I think the scale is wrong as well. Judging by their appearance, the clouds are acutally much larger and farther away than they appear given the size of the shuttle. If this were correctly scaled to the clouds, the shuttle would have to be relatively tiny and far away. If the size of the shuttle was maintained, the “cloud” would be just a mist because you’d basically be inside it.
lol, 2 minutes difference in posts. we must have been typing at the same time, but I typed the short version 😉
Also, for more realistic view the composite image should have bright light shining trough clouds.

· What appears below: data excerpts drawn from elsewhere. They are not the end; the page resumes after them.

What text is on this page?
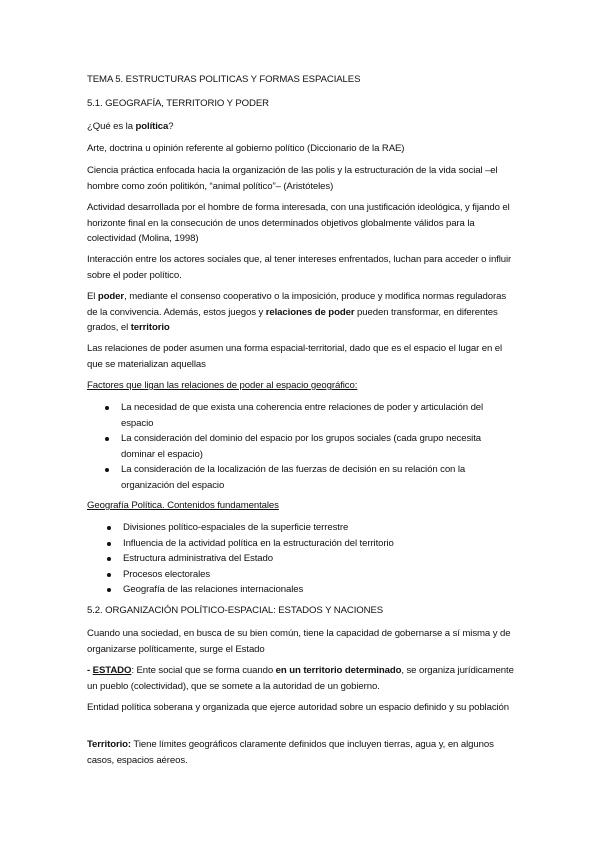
TEMA 5. ESTRUCTURAS POLITICAS Y FORMAS ESPACIALES

5.1. GEOGRAFÍA, TERRITORIO Y PODER

¿Qué es la política?

Arte, doctrina u opinión referente al gobierno político (Diccionario de la RAE)

Ciencia práctica enfocada hacia la organización de las polis y la estructuración de la vida social –el hombre como zoón politikón, “animal político”– (Aristóteles)

Actividad desarrollada por el hombre de forma interesada, con una justificación ideológica, y fijando el horizonte final en la consecución de unos determinados objetivos globalmente válidos para la colectividad (Molina, 1998)

Interacción entre los actores sociales que, al tener intereses enfrentados, luchan para acceder o influir sobre el poder político.

El poder, mediante el consenso cooperativo o la imposición, produce y modifica normas reguladoras de la convivencia. Además, estos juegos y relaciones de poder pueden transformar, en diferentes grados, el territorio

Las relaciones de poder asumen una forma espacial-territorial, dado que es el espacio el lugar en el que se materializan aquellas

Factores que ligan las relaciones de poder al espacio geográfico:

La necesidad de que exista una coherencia entre relaciones de poder y articulación del espacio
La consideración del dominio del espacio por los grupos sociales (cada grupo necesita dominar el espacio)
La consideración de la localización de las fuerzas de decisión en su relación con la organización del espacio

Geografía Política. Contenidos fundamentales

Divisiones político-espaciales de la superficie terrestre
Influencia de la actividad política en la estructuración del territorio
Estructura administrativa del Estado
Procesos electorales
Geografía de las relaciones internacionales

5.2. ORGANIZACIÓN POLÍTICO-ESPACIAL: ESTADOS Y NACIONES

Cuando una sociedad, en busca de su bien común, tiene la capacidad de gobernarse a sí misma y de organizarse políticamente, surge el Estado

- ESTADO: Ente social que se forma cuando en un territorio determinado, se organiza jurídicamente un pueblo (colectividad), que se somete a la autoridad de un gobierno.

Entidad política soberana y organizada que ejerce autoridad sobre un espacio definido y su población

Territorio: Tiene límites geográficos claramente definidos que incluyen tierras, agua y, en algunos casos, espacios aéreos.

Example: http://www.washingtonpost.com/rf/image_606w/2010-2019/WashingtonPost/2011/07/01/Health-Environment-Science/Images/Space_Shuttle_Legacy_0dd59.jpg
It’s not a very convincing composite. I agree with the scale comments and the clouds close to the craft would be illuminated by the rocket motors.
The pic is obviously not real – for one thing, the glow from the SRBs would have lit up the clouds.
It’s cleverly done, though.
Not just the clouds would have the glow. The shuttle itself would have an orange tint, just like the second image posted.
Those are obviously mashed potatoes and not clouds.
This shuttle still has the lift points attached (the bars on the cargo doors), which would only occur on the pad and never be present in flight. The only time I can recall seeing it outside the VAB in this configuration (with this hardware attached) was the Enterprise when it was undergoing pad tests at Vandenberg on the SLC-6 launchpad (no shuttle ever launched there, however).
Shock waves should have disturbed the clouds next to the shuttle…
Real or not real, I think the picture is great! You can rather instantly see that it is not real, but what the heck – it looks fab’. 😉 Equally – or actually more – cool is the real version of the shuttle breaking through the clouds. We can enjoy both. Chill out!
Oh yes they do! I should have included this picture in the article! This is Challenger moving through the fog on its way to the launchpad. Picture link: http://upload.wikimedia.org/wikipedia/commons/1/17/Space_Shuttle_Challenger_moving_through_fog.jpg
Beautiful! Didn’t know that could happen there.
That’s a really nice picture.
Definitely tell the shuttle is not in flight.